The VPython backend provides browser-based 3D graphics based on WebGL. This is advantageous for displaying on mobile devices. Still frames and animations can be recorded.

Code engineering

The code is implemented in Python \(\ge 3.6\) and all code is hosted on GitHub and unit-testing is performed using GitHub-actions. Test coverage is uploaded to codecov.io for visualization and trending, and we use lgtm.com to perform automated code review. The code is documented with ReStructured Text format docstrings which provides powerful markup including cross-referencing, equations, class inheritance diagrams and figures – all of which is converted to HTML documentation whenever a change is pushed, and this is accessible via GitHub pages. Issues can be reported via GitHub issues or patches submitted as pull requests.

RTB-P, and its dependencies, can be installed simply by either of:

$ pip install roboticstoolbox-python

$ conda install -c conda-forge roboticstoolbox-python

which includes basic visualization using matplotlib. Options such as vpython can be used to specify additional dependencies to be installed. The Toolbox adopts a “when needed” approach to many dependencies and will only attempt to import them if the user attempts to exploit a functionality that requires it.

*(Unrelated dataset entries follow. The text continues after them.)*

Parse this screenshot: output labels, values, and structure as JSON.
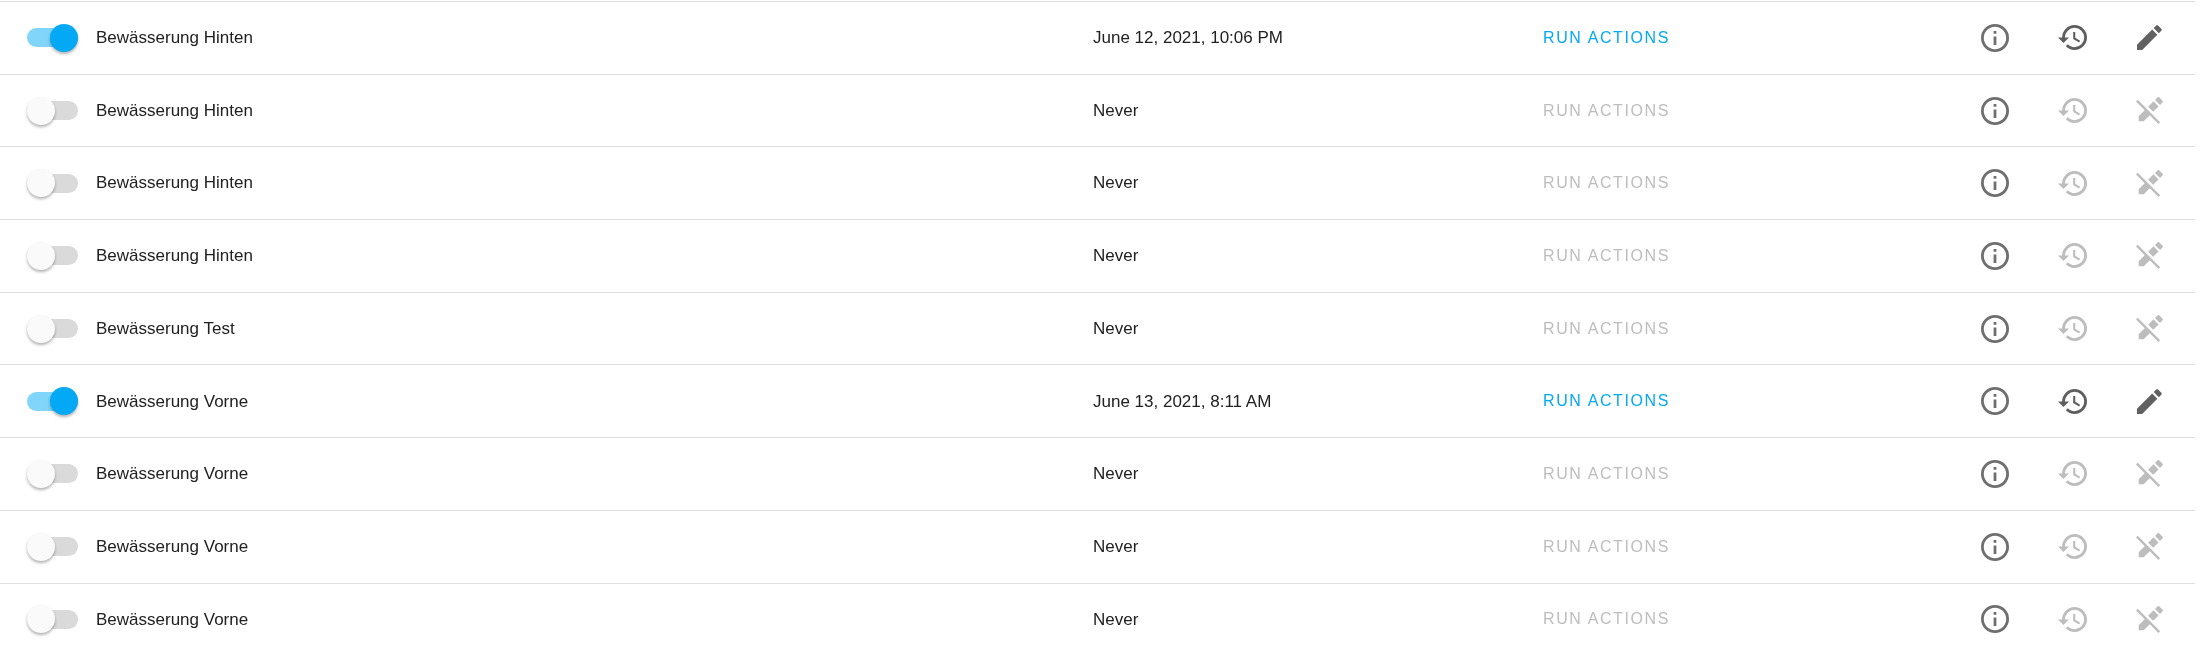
{
  "automations": [
    {
      "on": true,
      "name": "Bewässerung Hinten",
      "last_triggered": "June 12, 2021, 10:06 PM",
      "run_action": {
        "label": "RUN ACTIONS",
        "disabled": false
      },
      "history_disabled": false,
      "edit_disabled": false
    },
    {
      "on": false,
      "name": "Bewässerung Hinten",
      "last_triggered": "Never",
      "run_action": {
        "label": "RUN ACTIONS",
        "disabled": true
      },
      "history_disabled": true,
      "edit_disabled": true
    },
    {
      "on": false,
      "name": "Bewässerung Hinten",
      "last_triggered": "Never",
      "run_action": {
        "label": "RUN ACTIONS",
        "disabled": true
      },
      "history_disabled": true,
      "edit_disabled": true
    },
    {
      "on": false,
      "name": "Bewässerung Hinten",
      "last_triggered": "Never",
      "run_action": {
        "label": "RUN ACTIONS",
        "disabled": true
      },
      "history_disabled": true,
      "edit_disabled": true
    },
    {
      "on": false,
      "name": "Bewässerung Test",
      "last_triggered": "Never",
      "run_action": {
        "label": "RUN ACTIONS",
        "disabled": true
      },
      "history_disabled": true,
      "edit_disabled": true
    },
    {
      "on": true,
      "name": "Bewässerung Vorne",
      "last_triggered": "June 13, 2021, 8:11 AM",
      "run_action": {
        "label": "RUN ACTIONS",
        "disabled": false
      },
      "history_disabled": false,
      "edit_disabled": false
    },
    {
      "on": false,
      "name": "Bewässerung Vorne",
      "last_triggered": "Never",
      "run_action": {
        "label": "RUN ACTIONS",
        "disabled": true
      },
      "history_disabled": true,
      "edit_disabled": true
    },
    {
      "on": false,
      "name": "Bewässerung Vorne",
      "last_triggered": "Never",
      "run_action": {
        "label": "RUN ACTIONS",
        "disabled": true
      },
      "history_disabled": true,
      "edit_disabled": true
    },
    {
      "on": false,
      "name": "Bewässerung Vorne",
      "last_triggered": "Never",
      "run_action": {
        "label": "RUN ACTIONS",
        "disabled": true
      },
      "history_disabled": true,
      "edit_disabled": true
    }
  ]
}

If a dependency is not installed, a warning provides instructions on how to install it using pip. More details are given on the project home page. This applies to the visualizers Vpython and Swift, as well as pybullet and ROS. The Toolbox provides capability to import URDF-xacro files without ROS. The backend architecture allows a user to connect to a ROS environment if required, and only then does ROS have to be installed.

Conclusion

This article has introduced and demonstrated in tutorial form the principle features of the Robotics Toolbox for Python which runs on Mac, Windows and Linux using Python 3.6 or better. The code is free and open, and released under the MIT licence. It provides many of the essential tools necessary for robotic manipulator modelling, simulation and control which is essential for robotics education and research. It is familiar yet new, and we hope it will serve the community well for the next 25 years.

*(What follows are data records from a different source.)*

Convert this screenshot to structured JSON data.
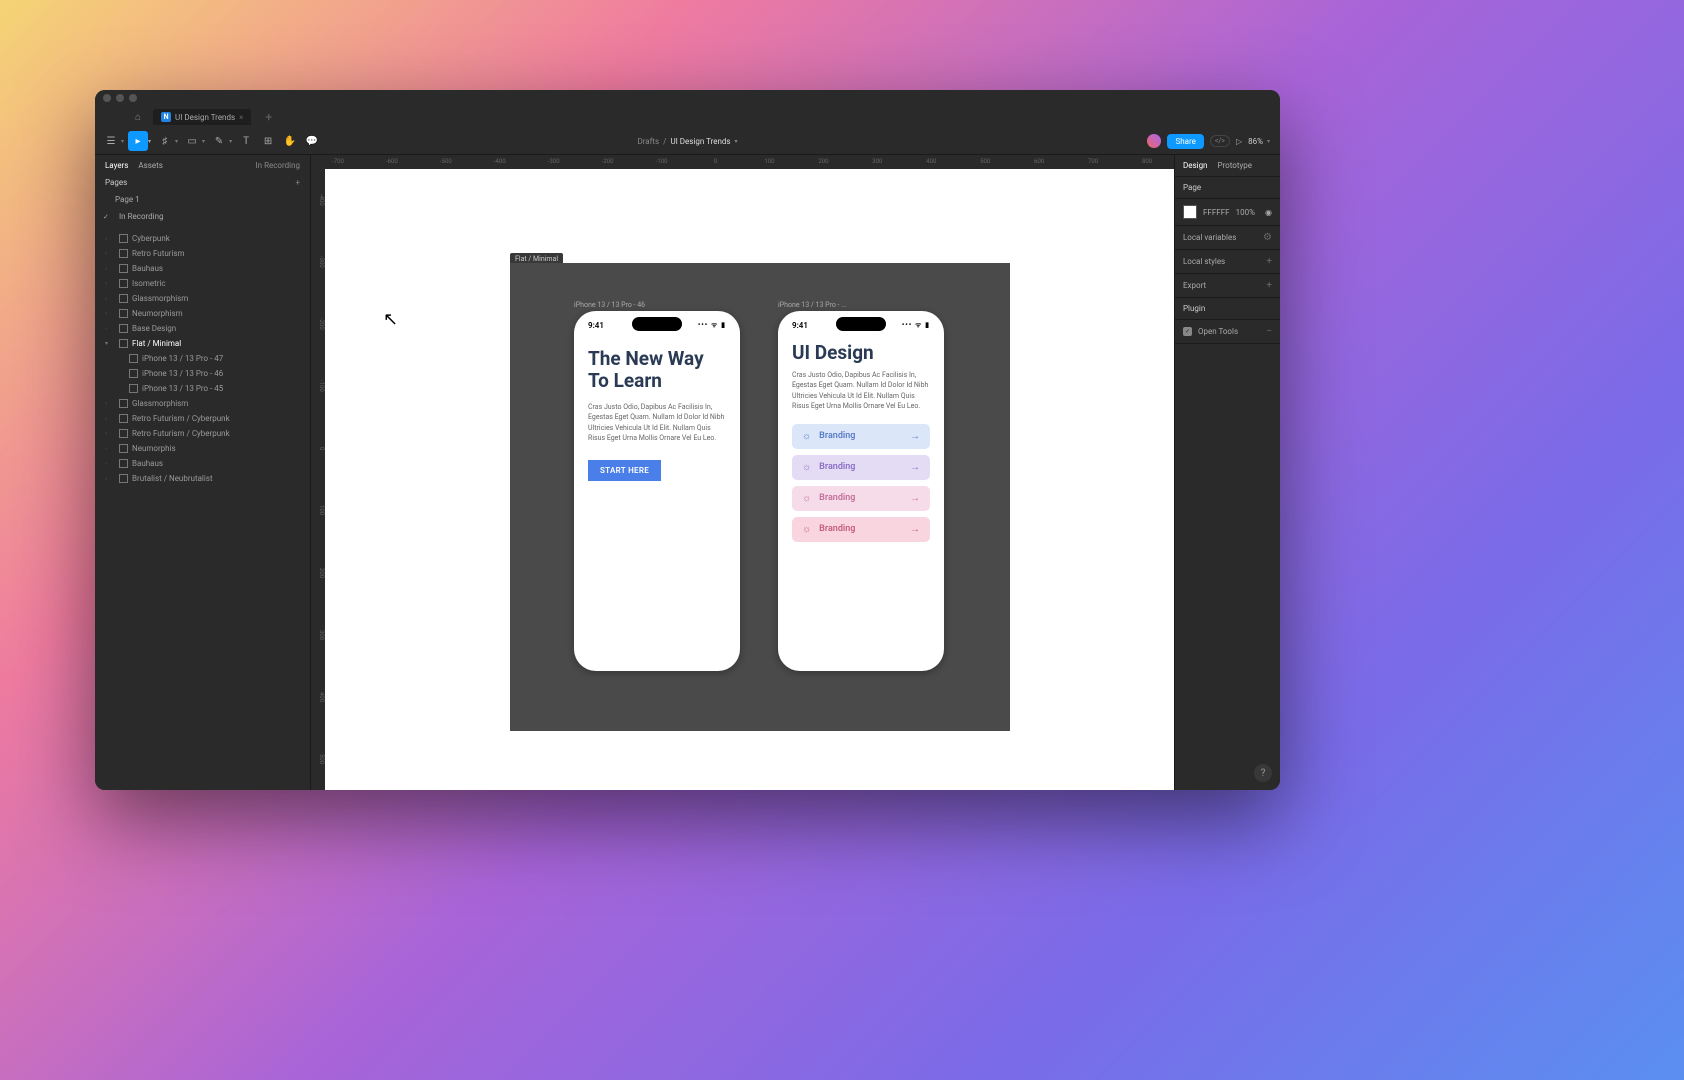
{
  "tab": {
    "title": "UI Design Trends",
    "icon_letter": "N"
  },
  "breadcrumbs": {
    "parent": "Drafts",
    "current": "UI Design Trends"
  },
  "toolbar": {
    "zoom": "86%",
    "share_label": "Share"
  },
  "left_panel": {
    "tabs": [
      "Layers",
      "Assets"
    ],
    "recording_label": "In Recording",
    "pages_label": "Pages",
    "pages": [
      "Page 1",
      "In Recording"
    ],
    "layers": [
      "Cyberpunk",
      "Retro Futurism",
      "Bauhaus",
      "Isometric",
      "Glassmorphism",
      "Neumorphism",
      "Base Design",
      "Flat / Minimal"
    ],
    "flat_children": [
      "iPhone 13 / 13 Pro - 47",
      "iPhone 13 / 13 Pro - 46",
      "iPhone 13 / 13 Pro - 45"
    ],
    "layers_after": [
      "Glassmorphism",
      "Retro Futurism / Cyberpunk",
      "Retro Futurism / Cyberpunk",
      "Neumorphis",
      "Bauhaus",
      "Brutalist / Neubrutalist"
    ]
  },
  "ruler_h": [
    "-700",
    "-600",
    "-500",
    "-400",
    "-300",
    "-200",
    "-100",
    "0",
    "100",
    "200",
    "300",
    "400",
    "500",
    "600",
    "700",
    "800"
  ],
  "ruler_v": [
    "-400",
    "-300",
    "-200",
    "-100",
    "0",
    "100",
    "200",
    "300",
    "400",
    "500"
  ],
  "canvas": {
    "artboard_label": "Flat / Minimal",
    "phone1_label": "iPhone 13 / 13 Pro - 46",
    "phone2_label": "iPhone 13 / 13 Pro - ...",
    "status_time": "9:41",
    "phone1": {
      "title": "The New Way To Learn",
      "body": "Cras Justo Odio, Dapibus Ac Facilisis In, Egestas Eget Quam. Nullam Id Dolor Id Nibh Ultricies Vehicula Ut Id Elit. Nullam Quis Risus Eget Urna Mollis Ornare Vel Eu Leo.",
      "cta": "START HERE"
    },
    "phone2": {
      "title": "UI Design",
      "body": "Cras Justo Odio, Dapibus Ac Facilisis In, Egestas Eget Quam. Nullam Id Dolor Id Nibh Ultricies Vehicula Ut Id Elit. Nullam Quis Risus Eget Urna Mollis Ornare Vel Eu Leo.",
      "cards": [
        "Branding",
        "Branding",
        "Branding",
        "Branding"
      ]
    }
  },
  "right_panel": {
    "tabs": [
      "Design",
      "Prototype"
    ],
    "page_label": "Page",
    "page_color": "FFFFFF",
    "page_pct": "100%",
    "local_vars": "Local variables",
    "local_styles": "Local styles",
    "export": "Export",
    "plugin": "Plugin",
    "plugin_item": "Open Tools"
  }
}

A high-performance reactive motion controller, NEO, is based on this toolbox [neo]. Currently under development are backend interfaces for CoppeliaSim, Dynamixel servo chains, and ROS; symbolic dynamics, simplification and code generation; mobile robotics motion models, planners, EKF localization, map making and SLAM; and a minimalist block-diagram simulation tool [bdsim].